Using the power of computer simulation
to self-assemble nanoparticles via entropy.

I am a graduate student working for Sharon C. Glotzer in the Glotzer Group at the University of Michigan.

I study the self-assembly of nanoparticle systems via entropy.

Skills

Computational nanoscience requires the synthesis of skills in many disciplines from statistical mechanics to computer science:

  • C++/Cuda/Python
  • Nanoscale self-assembly
  • Accelerate computation via parallel computing
  • Lead developer of Freud analysis suite
  • Statistical mechanics
  • Teaching undergraduate-level courses

Research

The focus of my research is how we can exploit entropy to create ordered phases and how to control these emergent entropic forces to create “entropic" bonds. But, as the great Isaac Newton once said, "If I have seen further than others, it is by standing upon the shoulders of giants." Below you will find some videos featuring the Glotzer Group and the research we do. You can find links to my specific work in the Publications section.

Sharon Glotzer describing adaptive materials

The materials of the future will need to adapt to our needs and our environment on demand, not unlike the T-1000 from Terminator 2: Judgment Day.

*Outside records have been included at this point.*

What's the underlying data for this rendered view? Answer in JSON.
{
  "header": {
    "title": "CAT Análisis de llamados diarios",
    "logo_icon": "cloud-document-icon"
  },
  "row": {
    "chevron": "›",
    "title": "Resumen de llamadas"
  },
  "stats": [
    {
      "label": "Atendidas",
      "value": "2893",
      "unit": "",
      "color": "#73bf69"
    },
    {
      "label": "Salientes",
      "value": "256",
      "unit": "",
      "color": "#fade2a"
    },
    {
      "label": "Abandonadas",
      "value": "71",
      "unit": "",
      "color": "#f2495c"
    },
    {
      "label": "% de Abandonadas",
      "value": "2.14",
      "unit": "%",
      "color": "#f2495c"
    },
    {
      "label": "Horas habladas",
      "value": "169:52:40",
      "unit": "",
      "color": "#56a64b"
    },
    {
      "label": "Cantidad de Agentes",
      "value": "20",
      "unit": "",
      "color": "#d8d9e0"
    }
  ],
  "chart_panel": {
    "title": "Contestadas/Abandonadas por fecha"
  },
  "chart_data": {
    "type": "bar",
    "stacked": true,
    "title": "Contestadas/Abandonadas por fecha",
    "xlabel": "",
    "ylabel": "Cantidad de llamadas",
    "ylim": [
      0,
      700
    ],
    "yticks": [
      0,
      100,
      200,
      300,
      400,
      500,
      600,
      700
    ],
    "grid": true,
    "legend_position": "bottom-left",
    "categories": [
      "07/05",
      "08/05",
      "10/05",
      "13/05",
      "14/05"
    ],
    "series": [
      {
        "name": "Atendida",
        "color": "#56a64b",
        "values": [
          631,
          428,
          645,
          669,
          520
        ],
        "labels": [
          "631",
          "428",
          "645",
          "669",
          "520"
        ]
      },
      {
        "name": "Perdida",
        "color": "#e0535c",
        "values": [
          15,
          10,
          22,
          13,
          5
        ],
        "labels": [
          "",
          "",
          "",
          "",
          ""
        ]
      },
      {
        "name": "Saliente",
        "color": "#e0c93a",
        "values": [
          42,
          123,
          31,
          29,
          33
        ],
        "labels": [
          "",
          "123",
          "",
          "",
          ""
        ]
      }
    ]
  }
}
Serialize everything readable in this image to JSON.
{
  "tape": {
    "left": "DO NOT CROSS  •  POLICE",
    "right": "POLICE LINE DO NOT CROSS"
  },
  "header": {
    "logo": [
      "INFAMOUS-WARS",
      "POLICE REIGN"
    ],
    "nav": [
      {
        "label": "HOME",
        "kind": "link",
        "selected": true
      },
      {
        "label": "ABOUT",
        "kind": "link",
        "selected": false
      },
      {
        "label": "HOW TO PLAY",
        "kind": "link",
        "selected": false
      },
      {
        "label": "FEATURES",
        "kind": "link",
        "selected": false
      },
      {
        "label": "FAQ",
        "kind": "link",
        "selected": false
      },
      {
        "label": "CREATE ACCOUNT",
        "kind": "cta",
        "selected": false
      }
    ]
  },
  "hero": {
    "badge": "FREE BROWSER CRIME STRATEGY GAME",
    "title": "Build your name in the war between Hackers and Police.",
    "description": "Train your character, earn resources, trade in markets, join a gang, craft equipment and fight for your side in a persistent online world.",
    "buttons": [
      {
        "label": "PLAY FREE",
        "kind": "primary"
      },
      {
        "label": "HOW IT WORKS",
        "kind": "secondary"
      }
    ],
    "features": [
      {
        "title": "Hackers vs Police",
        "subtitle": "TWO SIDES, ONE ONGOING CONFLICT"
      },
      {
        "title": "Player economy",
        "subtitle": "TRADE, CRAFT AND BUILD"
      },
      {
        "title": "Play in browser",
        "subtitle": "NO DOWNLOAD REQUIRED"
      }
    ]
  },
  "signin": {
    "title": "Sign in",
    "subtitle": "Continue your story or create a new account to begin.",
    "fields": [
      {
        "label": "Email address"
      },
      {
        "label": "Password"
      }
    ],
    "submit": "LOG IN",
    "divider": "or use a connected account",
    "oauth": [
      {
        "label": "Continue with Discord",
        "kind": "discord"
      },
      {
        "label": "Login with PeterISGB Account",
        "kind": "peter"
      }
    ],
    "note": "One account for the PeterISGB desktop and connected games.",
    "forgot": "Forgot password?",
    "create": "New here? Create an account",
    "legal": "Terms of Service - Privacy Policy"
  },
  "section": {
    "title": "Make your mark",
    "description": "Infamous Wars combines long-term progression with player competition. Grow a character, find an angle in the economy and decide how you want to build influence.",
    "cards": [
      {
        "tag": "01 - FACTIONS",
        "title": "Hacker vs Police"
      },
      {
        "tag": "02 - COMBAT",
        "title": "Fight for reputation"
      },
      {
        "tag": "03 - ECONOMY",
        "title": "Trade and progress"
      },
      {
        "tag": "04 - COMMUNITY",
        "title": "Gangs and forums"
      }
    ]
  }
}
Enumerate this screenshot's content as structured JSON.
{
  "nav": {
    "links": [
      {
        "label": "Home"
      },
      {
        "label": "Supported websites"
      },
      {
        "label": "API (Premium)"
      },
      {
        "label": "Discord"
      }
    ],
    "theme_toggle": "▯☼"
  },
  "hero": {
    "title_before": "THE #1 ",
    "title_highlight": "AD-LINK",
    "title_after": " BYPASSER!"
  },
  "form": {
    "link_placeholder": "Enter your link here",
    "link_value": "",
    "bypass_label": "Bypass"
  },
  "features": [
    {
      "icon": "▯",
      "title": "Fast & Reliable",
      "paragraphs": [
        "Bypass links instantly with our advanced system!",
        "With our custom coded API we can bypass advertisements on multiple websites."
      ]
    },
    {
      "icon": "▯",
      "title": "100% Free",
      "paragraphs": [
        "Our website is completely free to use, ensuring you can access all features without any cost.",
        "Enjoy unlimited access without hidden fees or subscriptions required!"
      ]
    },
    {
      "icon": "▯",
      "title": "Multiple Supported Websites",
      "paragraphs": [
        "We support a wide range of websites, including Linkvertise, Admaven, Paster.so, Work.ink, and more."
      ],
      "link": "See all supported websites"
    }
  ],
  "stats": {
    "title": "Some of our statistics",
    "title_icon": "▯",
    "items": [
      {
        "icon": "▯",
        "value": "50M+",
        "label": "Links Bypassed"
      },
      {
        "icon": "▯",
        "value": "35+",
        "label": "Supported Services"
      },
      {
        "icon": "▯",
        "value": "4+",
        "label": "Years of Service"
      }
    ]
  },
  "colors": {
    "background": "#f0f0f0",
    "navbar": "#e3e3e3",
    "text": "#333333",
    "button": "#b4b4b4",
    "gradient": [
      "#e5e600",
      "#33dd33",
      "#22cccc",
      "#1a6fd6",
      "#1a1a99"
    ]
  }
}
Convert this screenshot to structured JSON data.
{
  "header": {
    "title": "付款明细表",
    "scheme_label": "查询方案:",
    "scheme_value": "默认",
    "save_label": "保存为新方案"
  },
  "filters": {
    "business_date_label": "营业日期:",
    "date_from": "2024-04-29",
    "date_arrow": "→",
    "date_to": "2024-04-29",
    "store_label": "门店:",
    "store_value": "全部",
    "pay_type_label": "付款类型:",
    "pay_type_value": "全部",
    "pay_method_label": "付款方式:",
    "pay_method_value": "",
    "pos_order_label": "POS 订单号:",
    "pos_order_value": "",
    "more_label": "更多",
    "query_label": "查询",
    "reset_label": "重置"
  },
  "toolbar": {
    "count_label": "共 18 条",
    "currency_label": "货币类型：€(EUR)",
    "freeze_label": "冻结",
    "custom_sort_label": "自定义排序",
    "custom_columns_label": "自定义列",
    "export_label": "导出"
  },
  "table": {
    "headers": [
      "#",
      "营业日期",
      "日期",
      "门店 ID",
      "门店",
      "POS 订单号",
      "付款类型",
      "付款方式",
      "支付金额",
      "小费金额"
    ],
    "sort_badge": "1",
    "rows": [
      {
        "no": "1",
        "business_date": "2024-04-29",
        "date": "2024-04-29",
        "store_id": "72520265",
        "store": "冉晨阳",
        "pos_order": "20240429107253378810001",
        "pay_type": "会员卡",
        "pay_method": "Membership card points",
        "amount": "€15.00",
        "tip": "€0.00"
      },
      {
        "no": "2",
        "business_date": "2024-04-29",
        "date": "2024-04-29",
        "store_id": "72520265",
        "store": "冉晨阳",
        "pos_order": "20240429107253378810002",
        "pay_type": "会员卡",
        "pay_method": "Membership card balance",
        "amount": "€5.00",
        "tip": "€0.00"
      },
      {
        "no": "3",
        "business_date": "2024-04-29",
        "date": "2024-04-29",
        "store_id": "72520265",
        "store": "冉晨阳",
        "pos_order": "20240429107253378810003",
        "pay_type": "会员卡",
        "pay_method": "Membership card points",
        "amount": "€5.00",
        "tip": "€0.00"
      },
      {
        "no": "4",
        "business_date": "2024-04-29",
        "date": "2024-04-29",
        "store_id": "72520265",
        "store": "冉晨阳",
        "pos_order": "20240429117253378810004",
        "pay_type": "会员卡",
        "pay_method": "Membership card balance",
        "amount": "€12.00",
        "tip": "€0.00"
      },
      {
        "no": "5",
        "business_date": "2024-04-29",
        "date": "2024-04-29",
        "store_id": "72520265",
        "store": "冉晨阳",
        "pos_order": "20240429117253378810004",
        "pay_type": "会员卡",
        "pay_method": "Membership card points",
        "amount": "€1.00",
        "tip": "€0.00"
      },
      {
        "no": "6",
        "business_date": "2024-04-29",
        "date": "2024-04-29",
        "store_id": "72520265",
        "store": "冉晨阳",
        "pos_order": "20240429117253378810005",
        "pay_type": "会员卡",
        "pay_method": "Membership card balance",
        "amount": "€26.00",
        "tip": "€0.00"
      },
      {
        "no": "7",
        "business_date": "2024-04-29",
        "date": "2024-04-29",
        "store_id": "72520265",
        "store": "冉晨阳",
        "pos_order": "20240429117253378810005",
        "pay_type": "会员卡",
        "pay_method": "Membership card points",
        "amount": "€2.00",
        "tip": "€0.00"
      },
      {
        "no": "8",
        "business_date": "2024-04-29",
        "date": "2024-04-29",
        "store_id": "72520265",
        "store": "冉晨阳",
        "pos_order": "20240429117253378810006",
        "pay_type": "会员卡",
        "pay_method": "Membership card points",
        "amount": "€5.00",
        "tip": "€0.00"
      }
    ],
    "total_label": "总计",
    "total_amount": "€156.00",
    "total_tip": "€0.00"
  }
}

Sharon Glotzer's TEDx talk at The University of Michigan

Glotzer Group & Entropy featured on Sixty Symbols

The wonderful folks over at Sixty Symbols featured entropic self-assembly research done by the Glotzer Group (in particular Michael Engel). While most people think of entropy as disorder, we can in fact use entropy to form and control ordered structures.

Colloidal muscles

"Nanobots" of the future will need motors and muscles to move. This work investigates the self-assembly of colloidal muscles. This is a collaboration between the Solomon and Glotzer Groups at the University of Michigan.

Publications

Shape Allophiles Improve Entropic Assembly

Link to version on arXiv

Featured on cover of Soft Matter 7 October 2015

We investigate a class of “shape allophiles” that fit together like puzzle pieces as a method to access and stabilize desired structures by controlling directional entropic forces. Squares are cut into rectangular halves, which are shaped in an allophilic manner with the goal of re-assembling the squares while self-assembling the square lattice. We examine the assembly characteristics of this system via the potential of mean force and torque, and the fraction of particles that entropically bind. We generalize our findings and apply them to self-assemble triangles into a square lattice via allophilic shaping. Through these studies we show how shape allophiles can be useful for assembling and stabilizing desired phases with appropriate allophilic design.